Quando è semplicemente solcato da una ferita, per quanto grave o profonda, questa col tempo si cicatrizzerà e noi saremo in grado di andare avanti. Ma quando l’animo è incrinato, intaccato da qualcosa che l’ha modificato completamente, totalmente ed irrimediabilmente allora sarà più difficile ricucire il tutto e ripartire. Se l’animo è un oggetto fragile e rigido sarà impossibile rimarginare la crepa. Tuttavia quando un oggetto si rompe possiamo sostituirlo. Quando invece è il nostro animo ad essere in pezzi non possiamo semplicemente raccogliere i frammenti e buttarli. E allora dovremo convivere con quell’incrinatura che segna la nostra vita, impedendoci di dimenticare.
*
« Mi spiace Ai-chan! Non volevo, davvero! Ma mi è scivolato dalle mani e…»

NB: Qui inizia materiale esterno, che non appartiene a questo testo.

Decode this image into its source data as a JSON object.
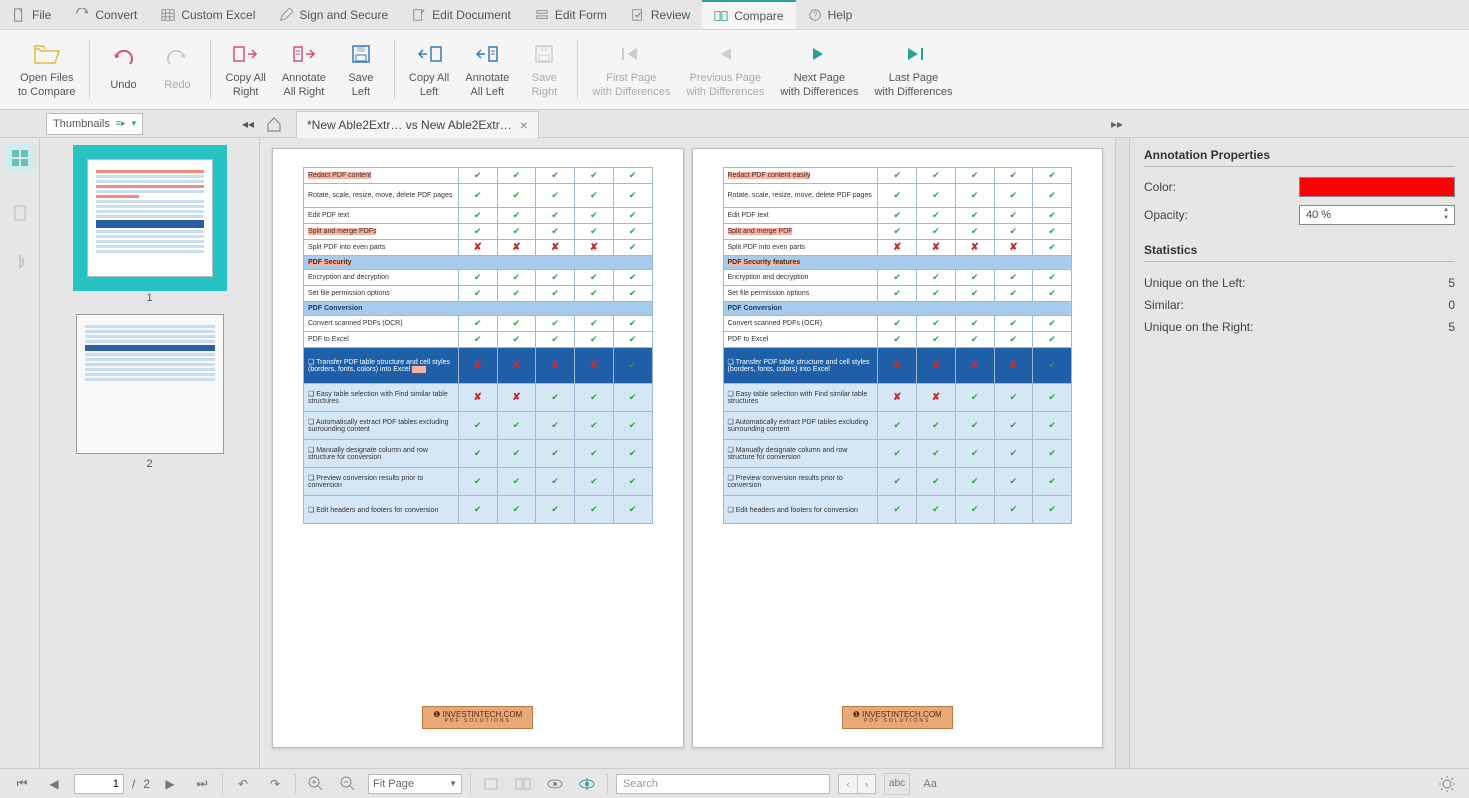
{
  "menu": {
    "items": [
      {
        "label": "File"
      },
      {
        "label": "Convert"
      },
      {
        "label": "Custom Excel"
      },
      {
        "label": "Sign and Secure"
      },
      {
        "label": "Edit Document"
      },
      {
        "label": "Edit Form"
      },
      {
        "label": "Review"
      },
      {
        "label": "Compare"
      },
      {
        "label": "Help"
      }
    ]
  },
  "ribbon": {
    "open_files": "Open Files\nto Compare",
    "undo": "Undo",
    "redo": "Redo",
    "copy_all_right": "Copy All\nRight",
    "annotate_all_right": "Annotate\nAll Right",
    "save_left": "Save\nLeft",
    "copy_all_left": "Copy All\nLeft",
    "annotate_all_left": "Annotate\nAll Left",
    "save_right": "Save\nRight",
    "first_page": "First Page\nwith Differences",
    "prev_page": "Previous Page\nwith Differences",
    "next_page": "Next Page\nwith Differences",
    "last_page": "Last Page\nwith Differences"
  },
  "tab": {
    "title": "*New Able2Extr… vs New Able2Extr…"
  },
  "thumbnails": {
    "select_label": "Thumbnails",
    "items": [
      "1",
      "2"
    ]
  },
  "pages": {
    "left": {
      "rows": [
        {
          "type": "row",
          "label": "Redact PDF content",
          "highlight": true,
          "checks": [
            "g",
            "g",
            "g",
            "g",
            "g"
          ]
        },
        {
          "type": "row",
          "label": "Rotate, scale, resize, move, delete PDF pages",
          "tall": true,
          "checks": [
            "g",
            "g",
            "g",
            "g",
            "g"
          ]
        },
        {
          "type": "row",
          "label": "Edit PDF text",
          "checks": [
            "g",
            "g",
            "g",
            "g",
            "g"
          ]
        },
        {
          "type": "row",
          "label": "Split and merge PDFs",
          "highlight": true,
          "checks": [
            "g",
            "g",
            "g",
            "g",
            "g"
          ]
        },
        {
          "type": "row",
          "label": "Split PDF into even parts",
          "checks": [
            "r",
            "r",
            "r",
            "r",
            "g"
          ]
        },
        {
          "type": "header",
          "label": "PDF Security",
          "highlight": true
        },
        {
          "type": "row",
          "label": "Encryption and decryption",
          "checks": [
            "g",
            "g",
            "g",
            "g",
            "g"
          ]
        },
        {
          "type": "row",
          "label": "Set file permission options",
          "checks": [
            "g",
            "g",
            "g",
            "g",
            "g"
          ]
        },
        {
          "type": "header",
          "label": "PDF Conversion"
        },
        {
          "type": "row",
          "label": "Convert scanned PDFs (OCR)",
          "checks": [
            "g",
            "g",
            "g",
            "g",
            "g"
          ]
        },
        {
          "type": "row",
          "label": "PDF to Excel",
          "checks": [
            "g",
            "g",
            "g",
            "g",
            "g"
          ]
        },
        {
          "type": "row-dark",
          "label": "Transfer PDF table structure and cell styles (borders, fonts, colors) into Excel",
          "highlight_tail": true,
          "checks": [
            "r",
            "r",
            "r",
            "r",
            "g"
          ]
        },
        {
          "type": "row-light",
          "label": "Easy table selection with Find similar table structures",
          "checks": [
            "r",
            "r",
            "g",
            "g",
            "g"
          ]
        },
        {
          "type": "row-light",
          "label": "Automatically extract PDF tables excluding surrounding content",
          "checks": [
            "g",
            "g",
            "g",
            "g",
            "g"
          ]
        },
        {
          "type": "row-light",
          "label": "Manually designate column and row structure for conversion",
          "checks": [
            "g",
            "g",
            "g",
            "g",
            "g"
          ]
        },
        {
          "type": "row-light",
          "label": "Preview conversion results prior to conversion",
          "checks": [
            "g",
            "g",
            "g",
            "g",
            "g"
          ]
        },
        {
          "type": "row-light",
          "label": "Edit headers and footers for conversion",
          "checks": [
            "g",
            "g",
            "g",
            "g",
            "g"
          ]
        }
      ],
      "brand": "INVESTINTECH.COM",
      "brand_sub": "PDF SOLUTIONS"
    },
    "right": {
      "rows": [
        {
          "type": "row",
          "label": "Redact PDF content easily",
          "highlight": true,
          "checks": [
            "g",
            "g",
            "g",
            "g",
            "g"
          ]
        },
        {
          "type": "row",
          "label": "Rotate, scale, resize, move, delete PDF pages",
          "tall": true,
          "checks": [
            "g",
            "g",
            "g",
            "g",
            "g"
          ]
        },
        {
          "type": "row",
          "label": "Edit PDF text",
          "checks": [
            "g",
            "g",
            "g",
            "g",
            "g"
          ]
        },
        {
          "type": "row",
          "label": "Split and merge PDF",
          "highlight": true,
          "checks": [
            "g",
            "g",
            "g",
            "g",
            "g"
          ]
        },
        {
          "type": "row",
          "label": "Split PDF into even parts",
          "checks": [
            "r",
            "r",
            "r",
            "r",
            "g"
          ]
        },
        {
          "type": "header",
          "label": "PDF Security features",
          "highlight": true
        },
        {
          "type": "row",
          "label": "Encryption and decryption",
          "checks": [
            "g",
            "g",
            "g",
            "g",
            "g"
          ]
        },
        {
          "type": "row",
          "label": "Set file permission options",
          "checks": [
            "g",
            "g",
            "g",
            "g",
            "g"
          ]
        },
        {
          "type": "header",
          "label": "PDF Conversion"
        },
        {
          "type": "row",
          "label": "Convert scanned PDFs (OCR)",
          "checks": [
            "g",
            "g",
            "g",
            "g",
            "g"
          ]
        },
        {
          "type": "row",
          "label": "PDF to Excel",
          "checks": [
            "g",
            "g",
            "g",
            "g",
            "g"
          ]
        },
        {
          "type": "row-dark",
          "label": "Transfer PDF table structure and cell styles (borders, fonts, colors) into Excel",
          "checks": [
            "r",
            "r",
            "r",
            "r",
            "g"
          ]
        },
        {
          "type": "row-light",
          "label": "Easy table selection with Find similar table structures",
          "checks": [
            "r",
            "r",
            "g",
            "g",
            "g"
          ]
        },
        {
          "type": "row-light",
          "label": "Automatically extract PDF tables excluding surrounding content",
          "checks": [
            "g",
            "g",
            "g",
            "g",
            "g"
          ]
        },
        {
          "type": "row-light",
          "label": "Manually designate column and row structure for conversion",
          "checks": [
            "g",
            "g",
            "g",
            "g",
            "g"
          ]
        },
        {
          "type": "row-light",
          "label": "Preview conversion results prior to conversion",
          "checks": [
            "g",
            "g",
            "g",
            "g",
            "g"
          ]
        },
        {
          "type": "row-light",
          "label": "Edit headers and footers for conversion",
          "checks": [
            "g",
            "g",
            "g",
            "g",
            "g"
          ]
        }
      ],
      "brand": "INVESTINTECH.COM",
      "brand_sub": "PDF SOLUTIONS"
    }
  },
  "panel": {
    "title": "Annotation Properties",
    "color_label": "Color:",
    "color_value": "#ff0000",
    "opacity_label": "Opacity:",
    "opacity_value": "40 %",
    "stats_title": "Statistics",
    "unique_left_label": "Unique on the Left:",
    "unique_left_value": "5",
    "similar_label": "Similar:",
    "similar_value": "0",
    "unique_right_label": "Unique on the Right:",
    "unique_right_value": "5"
  },
  "status": {
    "page_current": "1",
    "page_total": "2",
    "zoom_mode": "Fit Page",
    "search_placeholder": "Search"
  }
}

« Non importa Ayumi, era solo uno specchio. » la tranquillizzo raccogliendo i pezzi sparsi in terra. Dalla porta, intanto, sbuca una testa: « Cos’era quel rumore? » chiede Kudo, avvicinandosi.
« Conan-kun! Ho rotto per sbaglio lo specchio di Ai…mi è scivolato! »
Continuo a raccogliere imperterrita le piccole parti riflettenti, mentre anche gli altri due bambini si avvicinano.
« Oh no! » esclama Genta.
« Accidenti! Sapete che una delle superstizioni occidentali vuole che la rottura di uno specchio porti a sette anni di guai? » fa Mitzuiko.
« Come? Oh accidenti! Io…non volevo! »
Oh, beh, che saranno mai altri sette anni di sfortune?
« Appunto, è solo una superstizione! Una sciocchezza! Si è solo rotto uno specchio! » li riprende Kudo.
« Già, ma rompere uno specchio è come rompere una parte della nostra anima! »
« Che cosa? »
« Ahi! » esclamo. Mentre recuperavo uno degli ultimi pezzi mi sono tagliata.
« Cos’è successo Haibara-san? Ti sei fatta male? »
« Mi sono soltanto graffiata, tutto qui. » dico, mentre il sangue comincia a scorrere dal dito.
« Bisogna disinfettarlo subito! » esclama allarmata Ayumi.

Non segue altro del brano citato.